Trump y Lula rebajan, a puerta cerrada, las tensiones entre EE.UU. y Brasil

Héctor Estepa
Héctor Estepa BOGOTÁ / E. LA VOZ

INTERNACIONAL

Imagen difundida por el presidente brasileño sobre el encuentro del que no hubo rueda de prensa conjunta
Imagen difundida por el presidente brasileño sobre el encuentro del que no hubo rueda de prensa conjunta @LulaOficial | EFE

No hubo rueda de prensa conjunta, a petición del presidente brasileño, que recordó a Trump que guerras como la Irán «no se sabe cómo acaban»

07 may 2026 . Actualizado a las 22:47 h.

Encuentro clave entre las dos mayores economías de América. Donald Trump se reunió este jueves en la Casa Blanca con Lula da Silva, después de meses de fuertes vaivenes en su relación y con objetivos claves en materias arancelarias, financieras y de seguridad. Ambos presidentes no empezaron con buen pie tras la vuelta del republicano a la Casa Blanca. Trump impuso el pasado verano un arancel del 50 % a Brasil entre críticas contra el juicio a su aliado ultraderechista Jair Bolsonaro, provocando una campaña de Lula en defensa de la soberanía de Brasil, que este jueves le recordó a Trump que guerras como la Irán «no se sabe cómo acaban».

Las tensiones se aliviaron con encuentros en la ONU y en Malasia y las cosas parecían arreglarse después de que Washington retirase la gran mayoría de los aranceles e incluso eliminase las sanciones contra Alexandre de Moraes, el juez instructor del caso contra Bolsonaro. A pesar de ello recientemente se ha vuelto a enrarecer el ambiente por la expulsión recíproca de dos funcionarios y las críticas de Lula a la captura de Nicolás Maduro y a la guerra de Irán.
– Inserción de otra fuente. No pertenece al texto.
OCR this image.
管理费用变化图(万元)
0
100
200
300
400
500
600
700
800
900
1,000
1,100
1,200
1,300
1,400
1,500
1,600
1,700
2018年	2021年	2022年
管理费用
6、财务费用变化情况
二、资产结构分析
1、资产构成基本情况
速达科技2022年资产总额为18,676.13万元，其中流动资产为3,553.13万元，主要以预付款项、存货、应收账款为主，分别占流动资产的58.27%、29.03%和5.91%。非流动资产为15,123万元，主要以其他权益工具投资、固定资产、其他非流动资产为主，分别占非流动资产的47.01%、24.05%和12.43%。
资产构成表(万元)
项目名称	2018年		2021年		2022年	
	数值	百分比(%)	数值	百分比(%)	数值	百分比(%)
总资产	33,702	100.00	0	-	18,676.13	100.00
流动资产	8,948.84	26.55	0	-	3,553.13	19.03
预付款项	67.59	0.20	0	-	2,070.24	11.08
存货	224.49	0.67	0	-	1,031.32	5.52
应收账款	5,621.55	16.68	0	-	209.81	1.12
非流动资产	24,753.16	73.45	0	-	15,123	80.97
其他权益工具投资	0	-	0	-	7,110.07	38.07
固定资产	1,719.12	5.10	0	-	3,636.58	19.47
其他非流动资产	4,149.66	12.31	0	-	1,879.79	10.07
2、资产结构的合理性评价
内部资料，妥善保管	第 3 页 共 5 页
El tema de los aranceles estuvo sobre la mesa. Subyacen todavía algunas tarifas a la carne brasileña y Trump entiende, según los analistas, que están encareciendo los precios del producto en EE.UU. como en verano sucedió con los aranceles al café, que hicieron subir el valor del grano en las ciudades estadounidenses. Por eso se esperaba algún tipo de acuerdo arancelario. No hubo el clásico encuentro de ambos mandatarios con la prensa a petición de Lula, que, no obstante, difundió el vídeo de su llegada a la Casa Blanca y atendió a los medios poco después: «Me voy de Estados Unidos con un importante paso adelante en la consolidación de las relaciones democráticas e históricas», dijo, y añadió que las dos mayores democracias del hemisferio occidental —es decir, Brasil y Estados Unidos— «pueden servir de ejemplo para el mundo». El presidente de Estados Unidos, por su parte, solo desveló en redes sociales que la reunión con el brasileño fue «muy bien» y que abordaron «muchos temas», entre ellos aranceles y comercio. Añadió que sus representantes tenían previsto reunirse en los próximos meses para tratar ciertos aspectos clave.
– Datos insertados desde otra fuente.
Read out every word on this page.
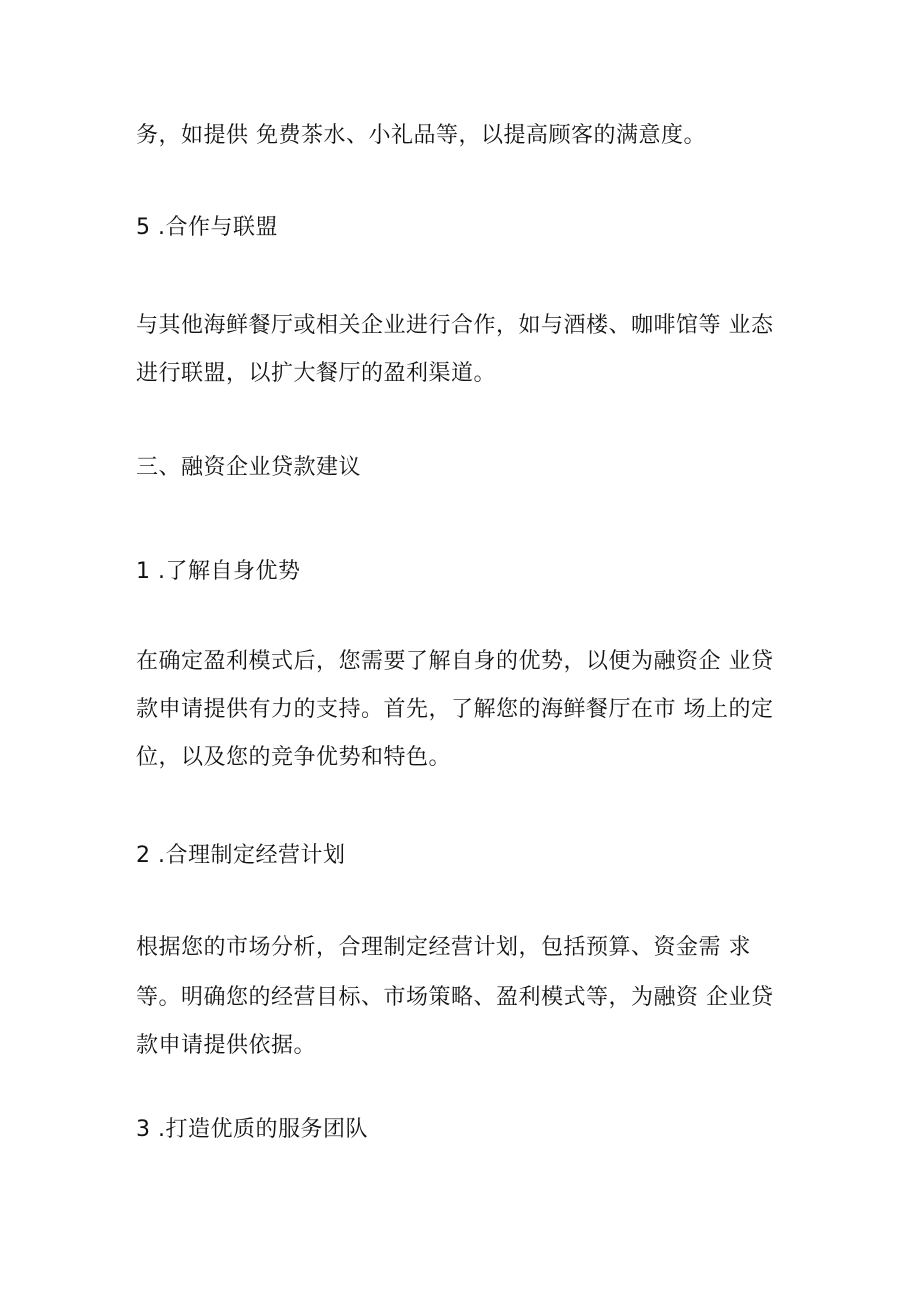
务，如提供 免费茶水、小礼品等，以提高顾客的满意度。
5 .合作与联盟
与其他海鲜餐厅或相关企业进行合作，如与酒楼、咖啡馆等 业态
进行联盟，以扩大餐厅的盈利渠道。
三、融资企业贷款建议
1 .了解自身优势
在确定盈利模式后，您需要了解自身的优势，以便为融资企 业贷
款申请提供有力的支持。首先，了解您的海鲜餐厅在市 场上的定
位，以及您的竞争优势和特色。
2 .合理制定经营计划
根据您的市场分析，合理制定经营计划，包括预算、资金需 求
等。明确您的经营目标、市场策略、盈利模式等，为融资 企业贷
款申请提供依据。
3 .打造优质的服务团队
A nivel económico está pendiente de resolverse un entuerto en torno al Pix, el sistema de transferencias implementado por el Banco Central brasileño, no solo por vía telefónica, sino también por QR y datáfono, que está minando el espacio de las estadounidenses Visa y Master Card en Brasil, un mercado de 220 millones de habitantes. La Oficina de Representación Comercial de EE.UU. ha abierto expediente y considera a Pix como lesivo para empresas extranjeras del sector de pagos, lo que puede anticipar sanciones ante una defensa a ultranza del sistema por parte de Lula.
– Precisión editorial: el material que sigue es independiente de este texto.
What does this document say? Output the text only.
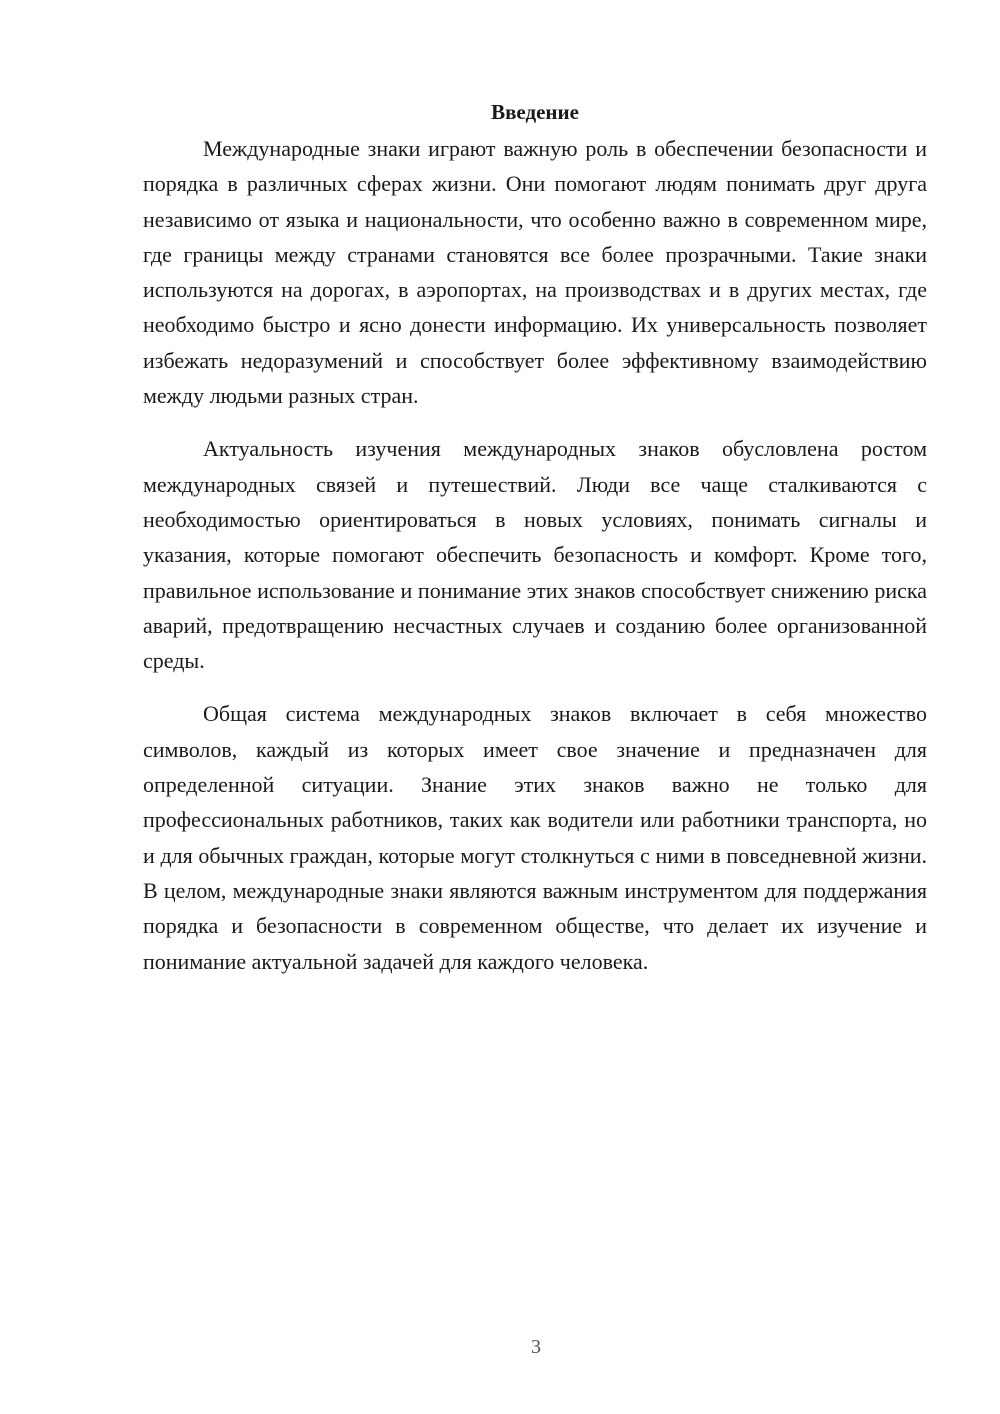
Введение

Международные знаки играют важную роль в обеспечении безопасности и порядка в различных сферах жизни. Они помогают людям понимать друг друга независимо от языка и национальности, что особенно важно в современном мире, где границы между странами становятся все более прозрачными. Такие знаки используются на дорогах, в аэропортах, на производствах и в других местах, где необходимо быстро и ясно донести информацию. Их универсальность позволяет избежать недоразумений и способствует более эффективному взаимодействию между людьми разных стран.

Актуальность изучения международных знаков обусловлена ростом международных связей и путешествий. Люди все чаще сталкиваются с необходимостью ориентироваться в новых условиях, понимать сигналы и указания, которые помогают обеспечить безопасность и комфорт. Кроме того, правильное использование и понимание этих знаков способствует снижению риска аварий, предотвращению несчастных случаев и созданию более организованной среды.

Общая система международных знаков включает в себя множество символов, каждый из которых имеет свое значение и предназначен для определенной ситуации. Знание этих знаков важно не только для профессиональных работников, таких как водители или работники транспорта, но и для обычных граждан, которые могут столкнуться с ними в повседневной жизни. В целом, международные знаки являются важным инструментом для поддержания порядка и безопасности в современном обществе, что делает их изучение и понимание актуальной задачей для каждого человека.

3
Washington reclama también avances a nivel seguridad y la designación de los mayores carteles de Brasil, el Primer Comando de la Capital y el Comando Vermelho, como organizaciones terroristas, a lo que Lula es reacio, y se hablará también de tierras raras porque el gigante sudamericano tiene las segundas mayores reservas mundiales y Washington ansía acceder a ellas. Entre bastidores se comentó en su día que Trump relajó su postura con respecto a Lula para lograr pactos en torno a esos materiales. Después de más de dos horas de reunión a puerta cerrada, las únicas imágenes del encuentro las colgó el presidente brasileño en las redes sociales.